Wellington College, one of the country's top independent schools, has decided the time has come to teach its pupils how to think.
To that end, it has employed a thinker-in-residence – writer and broadcaster Tony Buzan.
It will be Mr Buzan's task to deliver lessons that introduce pupils at the school to new and effective ways of thinking.
He will be aided by Julian Baggini, the author and philosopher, who has been appointed to a second key role aimed at promoting argument and discussion in the classroom – philosopher-in-residence.
Anthony Seldon, the school's headmaster, believes the two roles are essential because today's pupils are losing out under the relentless test and exams-conscious curriculum they have to study.
"We have lost sight of what education is about in Britain," Dr Seldon said. "We have allowed ourselves to believe it is all about exams and testing, for which pupils absorb facts, and rote learning, and schools and teachers are valued wholly by their exam scores.
"Education is about much more than this. It is about teaching the whole child and this involves being taught how to think and reason independently.
"This is a basic right of each child and without it, no student of 18 can be said to be fully educated."
Mr Buzan and Dr Baggini's roles, though, will not be confined to the pupils. The school believes it will also be essential to train teachers, support staff, parents and governors in the art of thinking. Mr Buzan will be in the school every week to deliver seminars and lessons.
Topics will include how to think logically, how to recognise the difference between inductive and deductive reasoning and how to construct and probe weaknesses in arguments and received wisdom.
He has already written 82 books on the brain, learning and thinking skills – which have been published in over 100 countries and translated into 30 languages. He has also hosted a long-running series on BBC television. He will use his time at the school to co-author another book, The Thinking School , and produce another TV programme which will focus on the school and its pupils and teachers.
He said he felt the scheme would "raise the profile of creativity in the curriculum and expand the concept of thinking".
Dr Baggini will spend around 10 days a year at the school, helping pupils and staff to understand the basic philosophies of knowledge, politics, morality and religion.
"My aim is not only to get the students thinking but to get them thinking about their thinking," he said. "In a culture of blogs and constant appeals in the media for people to text or email with their thoughts, people need little encouragement to have opinions.
"However, I do think there is a need to increase understanding of what would justify these opinions."
Both will be paid an honorarium for their work with the school.
The scheme has been welcomed by Sir Michael Barber, the former Downing Street education adviser under Tony Blair, who said: "Children and young people need to learn to think inductively and deductively, alone and in teams, logically and creatively, spontaneously and deeply."

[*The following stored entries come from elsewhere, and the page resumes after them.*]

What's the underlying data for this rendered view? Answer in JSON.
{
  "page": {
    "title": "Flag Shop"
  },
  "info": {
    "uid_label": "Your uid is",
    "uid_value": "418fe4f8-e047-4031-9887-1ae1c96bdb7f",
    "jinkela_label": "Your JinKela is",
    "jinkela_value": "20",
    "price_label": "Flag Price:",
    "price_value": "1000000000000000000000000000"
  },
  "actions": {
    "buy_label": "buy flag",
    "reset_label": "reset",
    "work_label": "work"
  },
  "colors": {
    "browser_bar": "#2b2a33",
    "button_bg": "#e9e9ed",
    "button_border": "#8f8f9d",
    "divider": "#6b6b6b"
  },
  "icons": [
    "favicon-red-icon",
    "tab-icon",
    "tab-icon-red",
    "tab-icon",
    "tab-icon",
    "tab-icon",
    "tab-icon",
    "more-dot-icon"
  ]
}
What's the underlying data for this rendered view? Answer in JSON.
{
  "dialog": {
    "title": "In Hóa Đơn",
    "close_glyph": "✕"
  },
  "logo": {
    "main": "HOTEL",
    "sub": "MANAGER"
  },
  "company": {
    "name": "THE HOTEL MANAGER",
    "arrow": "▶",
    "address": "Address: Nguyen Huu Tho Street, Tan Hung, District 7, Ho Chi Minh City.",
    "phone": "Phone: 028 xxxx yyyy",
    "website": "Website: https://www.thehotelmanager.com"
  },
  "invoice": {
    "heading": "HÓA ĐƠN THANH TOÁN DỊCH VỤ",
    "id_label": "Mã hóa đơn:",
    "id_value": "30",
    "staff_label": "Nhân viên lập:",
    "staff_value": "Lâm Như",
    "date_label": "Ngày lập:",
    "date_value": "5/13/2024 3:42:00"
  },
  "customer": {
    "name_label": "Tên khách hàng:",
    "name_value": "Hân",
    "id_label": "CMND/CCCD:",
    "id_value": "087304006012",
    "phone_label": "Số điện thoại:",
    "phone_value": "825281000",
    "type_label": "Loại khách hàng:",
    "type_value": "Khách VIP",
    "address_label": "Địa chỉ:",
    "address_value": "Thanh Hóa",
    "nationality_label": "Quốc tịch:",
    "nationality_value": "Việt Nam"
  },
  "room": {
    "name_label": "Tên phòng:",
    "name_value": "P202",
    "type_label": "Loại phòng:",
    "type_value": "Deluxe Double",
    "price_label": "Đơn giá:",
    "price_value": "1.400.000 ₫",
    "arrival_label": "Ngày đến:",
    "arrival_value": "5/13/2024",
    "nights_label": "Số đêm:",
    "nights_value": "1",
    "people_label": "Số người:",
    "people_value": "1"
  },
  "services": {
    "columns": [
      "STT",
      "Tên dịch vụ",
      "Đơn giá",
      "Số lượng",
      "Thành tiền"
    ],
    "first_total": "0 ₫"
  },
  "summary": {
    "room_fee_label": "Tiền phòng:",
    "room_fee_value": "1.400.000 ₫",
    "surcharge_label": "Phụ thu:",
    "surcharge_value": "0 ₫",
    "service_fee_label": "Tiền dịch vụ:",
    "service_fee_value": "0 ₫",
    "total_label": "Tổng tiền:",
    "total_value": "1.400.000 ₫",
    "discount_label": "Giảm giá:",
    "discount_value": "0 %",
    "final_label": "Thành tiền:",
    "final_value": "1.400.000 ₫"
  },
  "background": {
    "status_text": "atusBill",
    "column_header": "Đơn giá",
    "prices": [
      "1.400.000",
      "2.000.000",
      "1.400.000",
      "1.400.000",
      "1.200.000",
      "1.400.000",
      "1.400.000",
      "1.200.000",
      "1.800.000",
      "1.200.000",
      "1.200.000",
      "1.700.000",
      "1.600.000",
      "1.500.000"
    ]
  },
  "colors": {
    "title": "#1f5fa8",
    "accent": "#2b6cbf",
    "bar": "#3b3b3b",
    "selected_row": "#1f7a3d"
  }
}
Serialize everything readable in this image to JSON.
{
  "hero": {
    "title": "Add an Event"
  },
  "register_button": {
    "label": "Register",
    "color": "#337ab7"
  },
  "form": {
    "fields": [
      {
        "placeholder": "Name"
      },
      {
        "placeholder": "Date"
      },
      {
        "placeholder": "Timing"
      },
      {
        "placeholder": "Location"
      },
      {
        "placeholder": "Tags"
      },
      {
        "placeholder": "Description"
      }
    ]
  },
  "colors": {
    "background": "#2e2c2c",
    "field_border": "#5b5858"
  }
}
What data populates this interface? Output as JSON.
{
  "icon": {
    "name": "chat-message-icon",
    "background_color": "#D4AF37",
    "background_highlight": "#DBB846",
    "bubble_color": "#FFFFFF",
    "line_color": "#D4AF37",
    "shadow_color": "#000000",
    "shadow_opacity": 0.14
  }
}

The initiative comes at a time when many in the education world are questioning whether today's education system has gone too far in the direction of the kind of Gradgrind philosophy so caricatured by Dickens. There are complaints from the private sector that GCSE exams do not stretch pupils enough and from state school teachers that too much reliance on testing in the primary school sector has left pupils without a broad and balanced curriculum.
"Education in this country has become too much about telling pupils the facts then remembering these facts and regurgitating them in tests and exams," said Dr Seldon.
"In history, for instance, under the current regime, teachers tend to tell pupils what happens at, say, the Battle of the Somme: but it is much better to tell them how both sides had prepared and then allow them to think through for themselves what might have happened.
"We have to put discovery back at the heart of education. When a child works out something for him or herself, it will always be their own: when a teacher tells them, it will always remain someone else's knowledge. Thinking has to be active not passive."
The two new appointees will take up their in-residence posts this September.